Ever Cheat on Your Spouse? Then You Could Get Strip Searched!


America, fuck no!

Runnin’ Scared recently brought you news of the damning 5-4 U.S. Supreme Court decision that OKs strip searches for any offense — even something so minor as an unpaid parking ticket.

Yes, it is absurd — and just plain wrong — that jailers can now make inmates undergo cavity searches for a parking ticket.

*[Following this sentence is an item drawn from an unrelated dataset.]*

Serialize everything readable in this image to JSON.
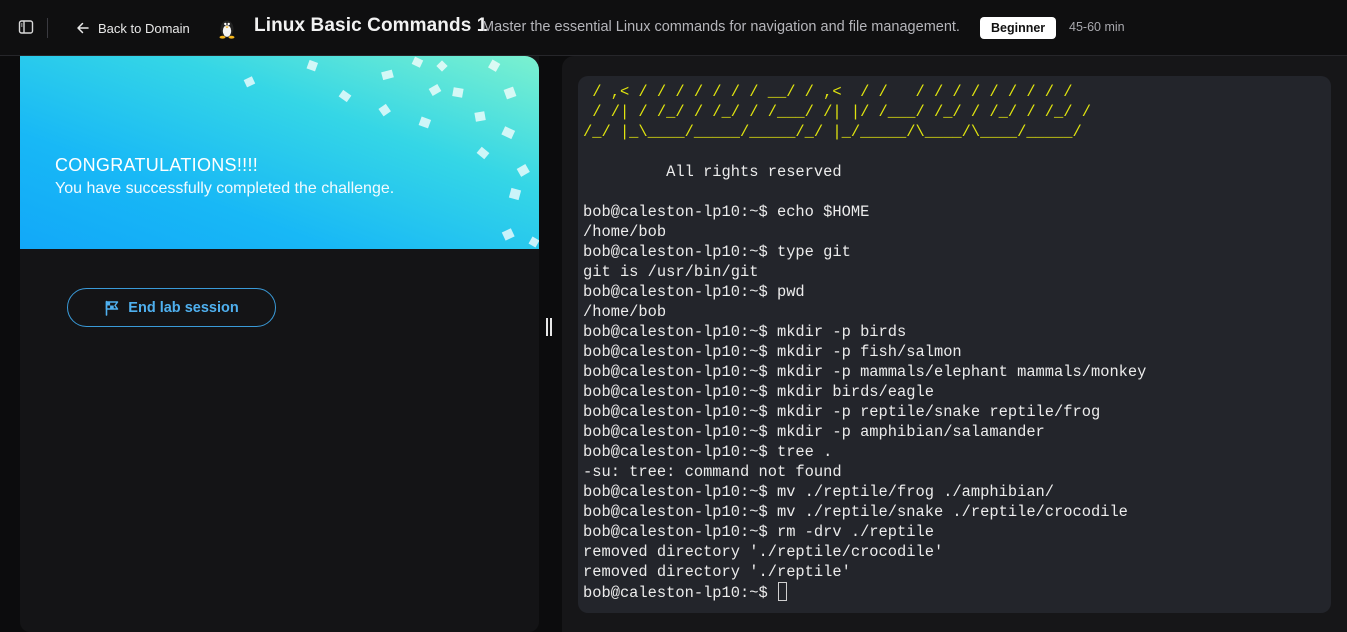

And specifically in New York, there are plenty of minor offenses in the penal code that can lead to these invasive investigations.

Some of these crimes?


What’s worse than getting caught cheating? Getting strip searched after getting caught cheating.

Fortune Telling

Crystal balls probably don’t count as contraband, but the court’s decision doesn’t even require guards to suspect contraband to conduct these sketchy shakedowns.

Criminal Anarchy

If you’ve ever talked publicly about violently overthrowing the government — or spread literature that espouses these ideas — the state could have the right to overthrow your bodily privacy.

Criminal interference with health care services or religious worship in the second degree

Yes, yelling in church can now lead to strip searches.

Criminal Mischief in the Fourth Degree

This statute applies to most teenage shenanigans, such as busting out the windows on that creepy, abandoned building (which really doesn’t seem all that strip search worthy.)

Making Graffiti

Plan on spreading wheat paste posters across the city? Then plan on spreading your cheeks for a bunch of strangers if you get caught.

Unlawfully Using Slugs (fake coins)

After the Supreme Court decision, correction guards will certainly have no trouble making sure you don’t cheat the jail’s laundromat.

*Some of these crimes, such as adultery, have been on the books *almost* forever and rarely get prosecuted. However, until penal code reforms take place, they’re still technically viable laws.